Sunday, 18 August 2019
royal visit to Comberford
family 400 years ago
Throughout this weekend, the Tamworth and District Civic Society has been marking the 400th anniversary of the visit by King James I to Tamworth. When James I made the first of his three known visits to Tamworth on 18 August 1619, the king stayed as Tamworth Castle, while his son, the future Charles I, stayed at the Moat House on Lichfield Street, the Tamworth townhouse of the Comberford family of Comberford Hall.
James I seemed to enjoy summer stays at Tamworth Castle, as he returned in August 1621 and again in August 1624, the year before his death.
At Tamworth Castle, his host was Sir Humphrey Ferrer, a loyal supporter of the crown, and the new Tudor buildings at Tamworth Castle would have comfortably accommodated the King in both privacy and grandeur.
During that first visit 400 years ago, the 18-year-old Prince Charles stayed at the nearby Moat House in Lichfield Street as a guest of William Comberford.
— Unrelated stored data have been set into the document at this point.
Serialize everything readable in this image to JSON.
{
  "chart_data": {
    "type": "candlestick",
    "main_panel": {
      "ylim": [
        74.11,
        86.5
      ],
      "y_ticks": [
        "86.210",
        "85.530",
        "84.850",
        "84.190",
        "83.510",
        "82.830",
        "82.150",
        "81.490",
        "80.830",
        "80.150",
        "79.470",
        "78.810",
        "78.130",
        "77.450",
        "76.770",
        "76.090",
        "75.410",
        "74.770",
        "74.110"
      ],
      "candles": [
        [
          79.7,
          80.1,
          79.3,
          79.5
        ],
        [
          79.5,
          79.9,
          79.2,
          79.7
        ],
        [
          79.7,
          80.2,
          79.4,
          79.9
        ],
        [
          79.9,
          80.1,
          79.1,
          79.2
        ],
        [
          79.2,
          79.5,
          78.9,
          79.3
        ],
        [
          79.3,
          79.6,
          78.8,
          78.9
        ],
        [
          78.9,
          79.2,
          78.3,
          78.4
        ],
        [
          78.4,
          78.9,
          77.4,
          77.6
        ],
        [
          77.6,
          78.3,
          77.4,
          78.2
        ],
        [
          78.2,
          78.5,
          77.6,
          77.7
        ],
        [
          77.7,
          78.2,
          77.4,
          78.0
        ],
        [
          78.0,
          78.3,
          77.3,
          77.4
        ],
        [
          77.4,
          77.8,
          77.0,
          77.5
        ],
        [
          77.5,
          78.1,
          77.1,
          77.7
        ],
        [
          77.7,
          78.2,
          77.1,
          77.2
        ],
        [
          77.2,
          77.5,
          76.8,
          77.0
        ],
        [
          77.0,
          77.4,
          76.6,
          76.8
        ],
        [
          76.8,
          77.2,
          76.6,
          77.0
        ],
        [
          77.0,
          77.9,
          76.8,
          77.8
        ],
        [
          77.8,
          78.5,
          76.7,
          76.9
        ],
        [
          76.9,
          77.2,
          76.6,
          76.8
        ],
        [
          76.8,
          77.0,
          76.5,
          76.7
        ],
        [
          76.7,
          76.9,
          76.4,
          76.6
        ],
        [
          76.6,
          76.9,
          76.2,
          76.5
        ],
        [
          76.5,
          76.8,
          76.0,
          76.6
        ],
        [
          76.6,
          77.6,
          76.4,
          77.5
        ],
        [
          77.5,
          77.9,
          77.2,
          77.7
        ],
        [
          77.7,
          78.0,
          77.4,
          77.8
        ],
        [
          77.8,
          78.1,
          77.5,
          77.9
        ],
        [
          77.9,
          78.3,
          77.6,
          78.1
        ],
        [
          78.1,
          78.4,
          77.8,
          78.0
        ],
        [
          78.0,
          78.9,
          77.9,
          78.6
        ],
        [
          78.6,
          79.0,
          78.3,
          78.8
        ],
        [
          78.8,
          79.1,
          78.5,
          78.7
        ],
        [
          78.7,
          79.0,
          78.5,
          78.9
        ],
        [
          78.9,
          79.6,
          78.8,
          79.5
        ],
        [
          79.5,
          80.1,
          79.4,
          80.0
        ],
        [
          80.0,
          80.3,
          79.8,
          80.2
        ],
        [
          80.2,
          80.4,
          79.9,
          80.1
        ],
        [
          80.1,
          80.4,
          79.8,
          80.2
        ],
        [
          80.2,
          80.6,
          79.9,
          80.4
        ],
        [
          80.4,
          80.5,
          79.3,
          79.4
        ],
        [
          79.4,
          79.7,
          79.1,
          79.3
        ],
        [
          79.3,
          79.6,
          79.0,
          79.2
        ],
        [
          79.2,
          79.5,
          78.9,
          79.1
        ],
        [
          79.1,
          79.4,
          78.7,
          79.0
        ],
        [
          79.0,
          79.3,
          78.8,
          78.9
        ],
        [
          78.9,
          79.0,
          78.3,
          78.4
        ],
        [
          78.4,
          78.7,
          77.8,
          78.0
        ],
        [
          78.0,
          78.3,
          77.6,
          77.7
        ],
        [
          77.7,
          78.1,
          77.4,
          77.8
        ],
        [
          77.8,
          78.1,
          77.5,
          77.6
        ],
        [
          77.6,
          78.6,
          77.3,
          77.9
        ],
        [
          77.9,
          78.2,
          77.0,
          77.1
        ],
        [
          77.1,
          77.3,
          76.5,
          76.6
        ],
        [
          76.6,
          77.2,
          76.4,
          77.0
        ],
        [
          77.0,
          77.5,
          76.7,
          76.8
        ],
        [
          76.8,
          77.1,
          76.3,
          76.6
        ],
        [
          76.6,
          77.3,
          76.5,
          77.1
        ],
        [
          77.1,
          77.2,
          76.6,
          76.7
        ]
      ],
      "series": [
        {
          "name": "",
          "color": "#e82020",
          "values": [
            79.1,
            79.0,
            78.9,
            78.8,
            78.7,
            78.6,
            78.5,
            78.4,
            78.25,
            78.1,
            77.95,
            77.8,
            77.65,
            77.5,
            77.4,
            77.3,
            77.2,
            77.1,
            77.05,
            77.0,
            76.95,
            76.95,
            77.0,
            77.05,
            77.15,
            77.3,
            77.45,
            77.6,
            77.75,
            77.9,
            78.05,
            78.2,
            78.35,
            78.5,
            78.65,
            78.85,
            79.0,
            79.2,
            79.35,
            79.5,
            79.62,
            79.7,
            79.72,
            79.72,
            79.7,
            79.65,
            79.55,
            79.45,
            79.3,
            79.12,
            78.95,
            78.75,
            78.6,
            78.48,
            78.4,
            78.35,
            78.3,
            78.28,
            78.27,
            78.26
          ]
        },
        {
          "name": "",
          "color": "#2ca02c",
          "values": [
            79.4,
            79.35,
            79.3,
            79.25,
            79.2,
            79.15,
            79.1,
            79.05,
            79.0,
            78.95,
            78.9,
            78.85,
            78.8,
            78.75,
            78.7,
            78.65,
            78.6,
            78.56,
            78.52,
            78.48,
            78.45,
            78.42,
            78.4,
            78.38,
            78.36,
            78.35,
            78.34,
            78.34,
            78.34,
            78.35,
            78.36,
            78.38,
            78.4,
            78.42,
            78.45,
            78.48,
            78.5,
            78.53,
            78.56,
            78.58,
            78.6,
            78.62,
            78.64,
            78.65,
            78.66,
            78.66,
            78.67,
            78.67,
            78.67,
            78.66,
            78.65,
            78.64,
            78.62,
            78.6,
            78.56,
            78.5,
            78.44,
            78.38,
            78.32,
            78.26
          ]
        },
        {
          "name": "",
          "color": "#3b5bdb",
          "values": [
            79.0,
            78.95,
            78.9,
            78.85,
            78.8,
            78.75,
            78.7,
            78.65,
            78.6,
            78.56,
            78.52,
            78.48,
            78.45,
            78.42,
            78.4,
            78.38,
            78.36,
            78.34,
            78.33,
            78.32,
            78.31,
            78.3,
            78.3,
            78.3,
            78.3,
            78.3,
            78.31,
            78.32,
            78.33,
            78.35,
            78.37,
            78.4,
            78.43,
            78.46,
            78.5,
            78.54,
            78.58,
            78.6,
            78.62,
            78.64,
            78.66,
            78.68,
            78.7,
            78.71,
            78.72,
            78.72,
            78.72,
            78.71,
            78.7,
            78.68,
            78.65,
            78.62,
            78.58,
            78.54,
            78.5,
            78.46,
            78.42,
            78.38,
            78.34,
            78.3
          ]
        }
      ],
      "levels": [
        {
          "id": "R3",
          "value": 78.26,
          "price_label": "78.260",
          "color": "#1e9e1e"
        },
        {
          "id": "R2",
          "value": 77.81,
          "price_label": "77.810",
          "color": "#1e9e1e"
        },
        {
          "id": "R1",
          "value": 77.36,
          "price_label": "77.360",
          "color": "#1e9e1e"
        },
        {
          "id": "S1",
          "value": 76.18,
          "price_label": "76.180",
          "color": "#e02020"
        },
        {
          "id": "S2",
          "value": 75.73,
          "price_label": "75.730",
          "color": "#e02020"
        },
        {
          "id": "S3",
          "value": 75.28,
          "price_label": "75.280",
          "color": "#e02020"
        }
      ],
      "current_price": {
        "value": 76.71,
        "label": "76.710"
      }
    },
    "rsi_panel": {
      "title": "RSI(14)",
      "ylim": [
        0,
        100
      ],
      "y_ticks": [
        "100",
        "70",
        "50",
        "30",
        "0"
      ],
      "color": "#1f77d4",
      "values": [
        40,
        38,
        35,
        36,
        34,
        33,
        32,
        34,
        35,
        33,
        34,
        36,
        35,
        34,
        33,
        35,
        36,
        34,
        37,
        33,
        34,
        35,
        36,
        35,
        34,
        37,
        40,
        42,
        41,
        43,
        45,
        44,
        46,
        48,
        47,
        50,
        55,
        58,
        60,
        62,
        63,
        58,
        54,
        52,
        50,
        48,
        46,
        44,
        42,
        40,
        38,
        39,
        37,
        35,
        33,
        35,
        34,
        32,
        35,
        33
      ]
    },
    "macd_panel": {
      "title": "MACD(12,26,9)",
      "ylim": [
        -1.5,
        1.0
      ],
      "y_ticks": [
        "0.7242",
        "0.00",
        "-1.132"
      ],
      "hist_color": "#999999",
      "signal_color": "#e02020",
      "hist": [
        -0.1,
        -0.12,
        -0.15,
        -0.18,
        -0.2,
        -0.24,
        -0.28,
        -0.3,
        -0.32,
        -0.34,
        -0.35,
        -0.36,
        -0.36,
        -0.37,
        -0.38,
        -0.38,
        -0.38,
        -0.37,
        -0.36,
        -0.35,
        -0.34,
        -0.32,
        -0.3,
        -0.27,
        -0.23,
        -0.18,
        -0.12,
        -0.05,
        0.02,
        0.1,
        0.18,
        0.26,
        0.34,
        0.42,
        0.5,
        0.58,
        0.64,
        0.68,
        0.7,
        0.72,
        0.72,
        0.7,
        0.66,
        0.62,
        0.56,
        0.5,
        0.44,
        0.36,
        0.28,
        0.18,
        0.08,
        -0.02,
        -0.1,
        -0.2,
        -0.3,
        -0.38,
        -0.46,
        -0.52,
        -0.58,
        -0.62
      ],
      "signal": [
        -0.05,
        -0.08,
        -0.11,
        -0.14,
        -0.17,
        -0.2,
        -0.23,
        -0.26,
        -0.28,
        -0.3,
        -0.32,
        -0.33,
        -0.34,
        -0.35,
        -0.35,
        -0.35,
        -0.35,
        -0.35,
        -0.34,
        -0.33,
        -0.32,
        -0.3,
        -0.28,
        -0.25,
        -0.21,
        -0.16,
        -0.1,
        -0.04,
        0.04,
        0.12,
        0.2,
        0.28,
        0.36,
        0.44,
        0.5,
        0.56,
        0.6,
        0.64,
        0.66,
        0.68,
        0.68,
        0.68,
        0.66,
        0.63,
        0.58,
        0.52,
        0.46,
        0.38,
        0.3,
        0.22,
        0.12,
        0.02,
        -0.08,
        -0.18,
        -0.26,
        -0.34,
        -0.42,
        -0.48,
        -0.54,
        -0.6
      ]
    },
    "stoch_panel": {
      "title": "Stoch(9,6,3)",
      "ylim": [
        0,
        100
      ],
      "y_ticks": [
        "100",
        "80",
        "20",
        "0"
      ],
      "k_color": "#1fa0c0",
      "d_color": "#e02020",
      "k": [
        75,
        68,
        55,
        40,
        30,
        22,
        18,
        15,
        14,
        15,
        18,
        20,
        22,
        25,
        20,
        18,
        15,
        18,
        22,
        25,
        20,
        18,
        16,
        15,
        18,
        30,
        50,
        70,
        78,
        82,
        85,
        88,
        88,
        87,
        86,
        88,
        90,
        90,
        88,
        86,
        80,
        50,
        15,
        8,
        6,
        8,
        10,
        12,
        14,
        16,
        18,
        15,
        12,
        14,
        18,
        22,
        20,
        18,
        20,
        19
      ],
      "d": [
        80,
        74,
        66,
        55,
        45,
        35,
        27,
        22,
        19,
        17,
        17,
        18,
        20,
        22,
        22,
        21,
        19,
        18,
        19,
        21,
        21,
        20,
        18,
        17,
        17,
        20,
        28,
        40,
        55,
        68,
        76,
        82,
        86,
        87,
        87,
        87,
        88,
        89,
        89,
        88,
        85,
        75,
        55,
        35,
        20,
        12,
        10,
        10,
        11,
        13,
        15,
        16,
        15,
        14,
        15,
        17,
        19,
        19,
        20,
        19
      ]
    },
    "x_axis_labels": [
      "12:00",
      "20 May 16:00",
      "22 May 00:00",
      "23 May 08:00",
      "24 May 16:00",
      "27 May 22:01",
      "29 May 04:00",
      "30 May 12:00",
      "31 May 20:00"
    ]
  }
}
King James is believed to have stayed in the suite of rooms at Tamworth Castle known today as the Day Parlour.
Years later, William Comberford of the Moat House raised a small royalist force and to garrison Tamworth Castle for King Charles I during the English Civil War.
The 400-year anniversary of the royal visit on 18 August 1619 was celebrated at the weekend with a special evening organised by Tamworth and District Civic Society at the Moat House on Friday (16 August 2019). The ticket-only event included a buffet reception and audience with ‘King Charles’ under the gold painted and heraldic ceiling in the Long Gallery in the Moat House depicting the Comberford tree.
As surprise treat at Friday’s reception, the Mayor of Tamworth, Councillor Richard Kingstone, brought the borough maces out of their secure vault in honour and explained them to the guests in the Moat House.
The two silver maces are adorned with royal and national emblems and with Tamworth’s symbols of the fleur-de-lys and the mermaid. They were presented by King Charles II – son and grandson of the 1619 royal visitors – with his charter to the borough in 1663. They have been carried before the Mayor and Bailiffs of Tamworth by the two Serjeants-at-Arms or macebearers at all formal civic occasions for the past 356 years.
One guest said afterwards: ‘Seeing the maces was the icing on the cake!’
A former Mayor of Tamworth Mayor, Lee Bates, later said: ‘Thank you to Tamworth and District Civic Society for an excellent evening at the Moat House tonight commemorating the 400th Anniversary of the visit to Tamworth by King Charles I.’
The guests welcomed by the chair of TDCS, Dr David Biggs, included the Deputy Lieutenant of Staffordshire, Richard Dyott, representing the Queen; Councillor Kath Perry, chairman of Staffordshire County Council, and her husband, Ray Perry; and the Mayor of Tamworth, Councillor Richard Kingstone.
A feature by John Harper marking the anniversary of the visit was published in the Tamworth Herald on Thursday: ‘The 1619 visit of Two Kings’ (15 August 2019).
Councillor Jeremy Oates, Tamworth Borough Council’s Cabinet member for Heritage and Growth, said at the weekend: ‘Tamworth Castle has such a long and rich heritage and has played a significant part in the history of the country throughout the centuries. The visit of King James is one of those occasions that has built Tamworth’s fascinating and diverse heritage. To learn more about this, and other interesting facts, I’d encourage people to visit the castle and explore some of the Tamworth story.’
Tamworth and District Civic Society has been actively promoting and protecting the history and heritage of Tamworth and district since 1973. Three months ago, the society invited me to present a paper in Saint George’s Chapel, Saint Editha’s Church, on the Comberford Family and the Moat House [9 May 2019], followed by refreshments in the Comberford Chapel.